Quando Lanthimos saiu do seu país onde era consagrado e cercado por outros diretores fantasiosos para descobrir Hollywood com certeza ele viveu aventuras que o fizeram conhecer outras visões de cinema, mas como faz a personagem de Emma Stone no terceiro ato: é hora de voltar para casa. Aquilo que eram suas marcas como diretor viraram gimmicks, já não há mais sentido no mundo de hoje, no cinema de hoje ele filmar da mesma maneira. “Pobres Criaturas” incomoda porque é viciado em práticas de Hollywood, é redundante, auto explicativo, não se compromete com os temas que quer debater e lembra mais “Barbie” do que o cinema de festival europeu que Lanthimos acredita que está fazendo.

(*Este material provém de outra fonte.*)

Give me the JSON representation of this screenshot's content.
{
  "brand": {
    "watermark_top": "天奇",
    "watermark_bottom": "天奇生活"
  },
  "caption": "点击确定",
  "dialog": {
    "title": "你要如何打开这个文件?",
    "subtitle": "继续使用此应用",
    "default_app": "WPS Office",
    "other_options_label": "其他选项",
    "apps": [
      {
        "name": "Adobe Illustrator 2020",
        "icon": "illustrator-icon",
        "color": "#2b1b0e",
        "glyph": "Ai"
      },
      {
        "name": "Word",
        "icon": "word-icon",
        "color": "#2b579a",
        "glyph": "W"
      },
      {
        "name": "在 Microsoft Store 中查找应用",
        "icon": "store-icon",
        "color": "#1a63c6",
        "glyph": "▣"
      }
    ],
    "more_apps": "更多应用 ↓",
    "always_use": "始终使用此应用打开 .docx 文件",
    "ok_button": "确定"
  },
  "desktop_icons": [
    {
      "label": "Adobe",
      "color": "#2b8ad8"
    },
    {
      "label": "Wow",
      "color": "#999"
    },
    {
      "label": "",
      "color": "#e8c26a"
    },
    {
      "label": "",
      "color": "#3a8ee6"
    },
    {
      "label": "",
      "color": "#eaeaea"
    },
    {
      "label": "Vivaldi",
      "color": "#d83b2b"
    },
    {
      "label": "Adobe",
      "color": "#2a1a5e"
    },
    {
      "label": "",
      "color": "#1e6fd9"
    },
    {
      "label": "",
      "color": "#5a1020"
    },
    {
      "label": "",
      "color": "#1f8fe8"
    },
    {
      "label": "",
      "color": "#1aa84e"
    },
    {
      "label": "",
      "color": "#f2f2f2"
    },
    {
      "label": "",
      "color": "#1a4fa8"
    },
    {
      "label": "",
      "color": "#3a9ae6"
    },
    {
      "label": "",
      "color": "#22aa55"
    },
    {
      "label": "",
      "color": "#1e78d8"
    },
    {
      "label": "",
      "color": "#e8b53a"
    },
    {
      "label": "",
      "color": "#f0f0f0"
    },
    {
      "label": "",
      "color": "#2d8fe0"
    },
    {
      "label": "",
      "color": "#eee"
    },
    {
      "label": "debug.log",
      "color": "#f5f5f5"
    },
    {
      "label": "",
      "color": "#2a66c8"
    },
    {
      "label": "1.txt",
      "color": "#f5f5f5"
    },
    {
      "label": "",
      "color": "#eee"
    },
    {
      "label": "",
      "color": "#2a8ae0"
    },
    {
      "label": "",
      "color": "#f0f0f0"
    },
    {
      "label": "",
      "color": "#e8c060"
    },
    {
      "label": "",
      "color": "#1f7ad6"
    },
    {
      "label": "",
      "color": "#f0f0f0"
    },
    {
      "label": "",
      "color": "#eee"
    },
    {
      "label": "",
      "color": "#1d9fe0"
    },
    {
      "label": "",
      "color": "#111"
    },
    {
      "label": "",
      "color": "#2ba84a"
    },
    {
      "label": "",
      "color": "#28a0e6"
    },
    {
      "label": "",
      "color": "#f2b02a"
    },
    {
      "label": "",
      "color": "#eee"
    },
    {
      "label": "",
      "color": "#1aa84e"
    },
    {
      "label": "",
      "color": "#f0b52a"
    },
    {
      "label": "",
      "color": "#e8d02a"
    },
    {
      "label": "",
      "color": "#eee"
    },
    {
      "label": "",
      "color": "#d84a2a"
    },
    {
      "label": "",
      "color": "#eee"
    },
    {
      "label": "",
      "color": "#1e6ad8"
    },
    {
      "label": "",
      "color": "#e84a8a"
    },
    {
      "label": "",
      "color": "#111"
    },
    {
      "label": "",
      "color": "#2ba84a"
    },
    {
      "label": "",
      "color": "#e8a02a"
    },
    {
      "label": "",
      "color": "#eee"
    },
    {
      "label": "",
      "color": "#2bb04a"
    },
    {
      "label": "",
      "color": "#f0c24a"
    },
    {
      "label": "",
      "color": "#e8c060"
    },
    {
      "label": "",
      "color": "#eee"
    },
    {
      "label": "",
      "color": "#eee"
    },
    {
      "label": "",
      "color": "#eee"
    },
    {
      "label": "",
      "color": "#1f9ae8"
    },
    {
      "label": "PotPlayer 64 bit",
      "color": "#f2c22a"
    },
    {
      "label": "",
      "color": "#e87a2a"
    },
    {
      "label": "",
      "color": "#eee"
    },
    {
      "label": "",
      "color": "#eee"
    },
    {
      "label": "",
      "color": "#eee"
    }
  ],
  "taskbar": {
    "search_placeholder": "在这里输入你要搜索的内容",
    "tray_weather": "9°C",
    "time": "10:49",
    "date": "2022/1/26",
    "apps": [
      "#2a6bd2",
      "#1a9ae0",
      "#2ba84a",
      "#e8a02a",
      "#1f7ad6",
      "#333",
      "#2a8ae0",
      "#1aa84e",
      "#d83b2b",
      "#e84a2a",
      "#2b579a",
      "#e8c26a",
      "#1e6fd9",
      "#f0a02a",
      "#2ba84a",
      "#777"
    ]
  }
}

Em síntese, um filme tão preocupado em defender a experimentação do mundo, a leitura do prazer como algo primeiro a se sentir e depois a se pensar e a tomada de consciência a partir da vivência parece oco de uma perspectiva honesta sobre o mundo. “Pobres Criaturas” se passa no século 19, faz referências ao cinema dos anos 30, mas está preso nos festivais dos anos 2010. Ele fala de socialismo, de feminismo, de anarquismo, de niilismo, de liberalismo mas ele não faz nada sobre isso, Lanthimos apenas enfeita a sua (e a nossa, e a de Emma Stone) prisão com velhos truques de câmera.